Not long ago, I had a conversation with a Chief Human Resource Officer, and here’s what she said to me: “Wellbeing is the cornerstone of our talent management strategy.”
I looked at her and said, "Wow, that’s a really strong statement. I’m curious, can you tell me a little bit more about why wellbeing is so important for your talent management strategy?"
She replied, “First, we have to create a workplace culture that is going to allow us to attract the kind of people that we want to have working here. If we can’t get them to come and work here, we can’t meet our business objectives.”
She continued, “Once we get the right people here we have nurture them, we have to look after them, and we have to look after their wellbeing from multiple dimensions. If we don’t support them to be their best selves and to be productive, we can’t meet our business objectives. For the long run, we need to create a workplace where people enjoy coming to work, where they want to stay. If we don’t create a place where people want to stay, we can’t meet our business objectives.”
I looked at her and said “I’m convinced,” but the question becomes how do other business executives look at this? Do they feel the same way?
Successful business professionals understand talent management. They know they must attract and hire the right people, they must engage them and support them to be productive while they’re at work, and, finally, make sure they stay. Otherwise, they can’t meet their business objectives. But, it’s no small challenge. Effective well-being strategy takes work, so how does it become the cornerstone of a talent management strategy?
The Gallup organization has been doing research on wellbeing for a number of years, and they’ve developed a five-dimension model: physical, money, connections, community, and purpose.
Physical (or Energy) Wellbeing
When we think about wellbeing, we often think about how much we eat and how much we weigh, the amount of sleep that we get, and how much we exercise. This is what Gallup calls Physical Wellbeing. But there is so much
more than simply “physical” when it comes to what makes a person feel whole and balanced.
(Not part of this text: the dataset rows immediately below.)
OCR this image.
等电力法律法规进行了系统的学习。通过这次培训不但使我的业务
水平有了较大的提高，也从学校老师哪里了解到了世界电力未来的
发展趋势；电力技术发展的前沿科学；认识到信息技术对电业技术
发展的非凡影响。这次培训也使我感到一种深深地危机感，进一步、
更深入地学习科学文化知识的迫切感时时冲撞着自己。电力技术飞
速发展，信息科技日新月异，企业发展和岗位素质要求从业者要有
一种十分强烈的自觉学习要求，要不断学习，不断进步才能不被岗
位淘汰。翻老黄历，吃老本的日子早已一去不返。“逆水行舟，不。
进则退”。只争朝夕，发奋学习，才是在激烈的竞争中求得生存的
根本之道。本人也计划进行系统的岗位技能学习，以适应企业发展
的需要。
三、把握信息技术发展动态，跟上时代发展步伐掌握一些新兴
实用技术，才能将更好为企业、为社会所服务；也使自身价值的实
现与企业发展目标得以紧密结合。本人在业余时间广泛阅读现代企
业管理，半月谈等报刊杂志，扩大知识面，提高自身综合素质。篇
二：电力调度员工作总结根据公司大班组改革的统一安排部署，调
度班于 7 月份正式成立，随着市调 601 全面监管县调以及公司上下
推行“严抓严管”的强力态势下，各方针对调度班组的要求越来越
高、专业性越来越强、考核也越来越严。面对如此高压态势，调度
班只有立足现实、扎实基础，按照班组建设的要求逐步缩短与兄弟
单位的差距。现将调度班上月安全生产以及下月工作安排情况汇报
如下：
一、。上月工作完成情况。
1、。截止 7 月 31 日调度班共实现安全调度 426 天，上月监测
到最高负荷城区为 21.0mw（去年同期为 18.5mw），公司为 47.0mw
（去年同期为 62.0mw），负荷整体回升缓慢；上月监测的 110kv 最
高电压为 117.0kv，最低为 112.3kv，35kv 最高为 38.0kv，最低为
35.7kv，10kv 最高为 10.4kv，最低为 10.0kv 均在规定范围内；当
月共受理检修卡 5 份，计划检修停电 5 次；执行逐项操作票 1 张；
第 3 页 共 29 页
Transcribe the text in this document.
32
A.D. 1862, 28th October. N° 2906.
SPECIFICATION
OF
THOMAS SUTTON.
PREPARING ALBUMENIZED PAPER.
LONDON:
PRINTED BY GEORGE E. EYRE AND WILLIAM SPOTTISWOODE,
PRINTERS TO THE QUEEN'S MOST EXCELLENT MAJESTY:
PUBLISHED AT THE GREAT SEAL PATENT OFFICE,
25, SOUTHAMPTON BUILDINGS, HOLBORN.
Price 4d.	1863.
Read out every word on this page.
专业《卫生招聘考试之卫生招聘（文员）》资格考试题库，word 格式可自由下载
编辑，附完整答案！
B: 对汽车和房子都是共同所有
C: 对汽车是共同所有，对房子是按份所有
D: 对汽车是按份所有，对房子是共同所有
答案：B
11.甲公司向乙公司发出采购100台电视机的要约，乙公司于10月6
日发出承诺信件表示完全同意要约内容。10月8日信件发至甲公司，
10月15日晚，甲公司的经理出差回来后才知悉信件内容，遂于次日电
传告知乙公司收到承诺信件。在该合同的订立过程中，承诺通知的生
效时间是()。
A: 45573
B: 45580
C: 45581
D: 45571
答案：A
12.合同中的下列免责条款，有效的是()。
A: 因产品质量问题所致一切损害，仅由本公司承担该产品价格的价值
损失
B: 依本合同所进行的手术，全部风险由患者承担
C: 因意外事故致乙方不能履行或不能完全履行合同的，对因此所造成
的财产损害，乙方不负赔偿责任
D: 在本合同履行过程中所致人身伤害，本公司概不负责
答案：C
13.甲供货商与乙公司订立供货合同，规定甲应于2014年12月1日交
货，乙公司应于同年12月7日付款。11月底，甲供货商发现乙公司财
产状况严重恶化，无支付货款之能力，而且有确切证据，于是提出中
Have you ever felt stressed about money? Most everyone has at some point. Your employees probably have as well. The role money plays is a very big deal in our lives, and yet, when we think about a whole generation of kids that are coming into the workforce steeped in college debt, or individuals who are aging and struggling to save for retirement, it becomes clear that money can be a great barrier to wellbeing.
Relationships are fundamental to us as human beings. There was recently some research released by Harvard University based on a 75-year study – you read that right, 75 years – and what they found was that relationships are core to us as human beings. Good relationships keep us happier and healthier.
Community wellbeing is about when we feel safe where we live, and we have connections to that community through how we volunteer, for example, or through belonging to faith-based organizations. Those connections we have in the community help us feel that we belong.
The last dimension is purpose. How do you feel when you get up in the morning? Are you driven to go and do things? Are you feeling motivated, or are you drained by what you do each day? Our purpose is deeply important for who we are and how show up in our lives.
To achieve business objectives, you must have a workforce that is motivated by the work they are doing, and they have to feel connected to something bigger than themselves. These five dimensions give us a pathway to be able to do that. Richard Branson got it right when he said, “Clients don’t come first. Employees come first. If you look after your employees; they will look after the clients.”
You can start by embedding wellbeing in the values of your company culture. When you do this, it becomes ‘what we do every day here’. This approach helps managers and leaders, connect wellbeing to the everyday experience for the workforce. As senior leaders and managers, your goal is to achieve business results. You can’t do that without an engaged, productive workforce. Consider wellbeing as the cornerstone of your talent management strategy.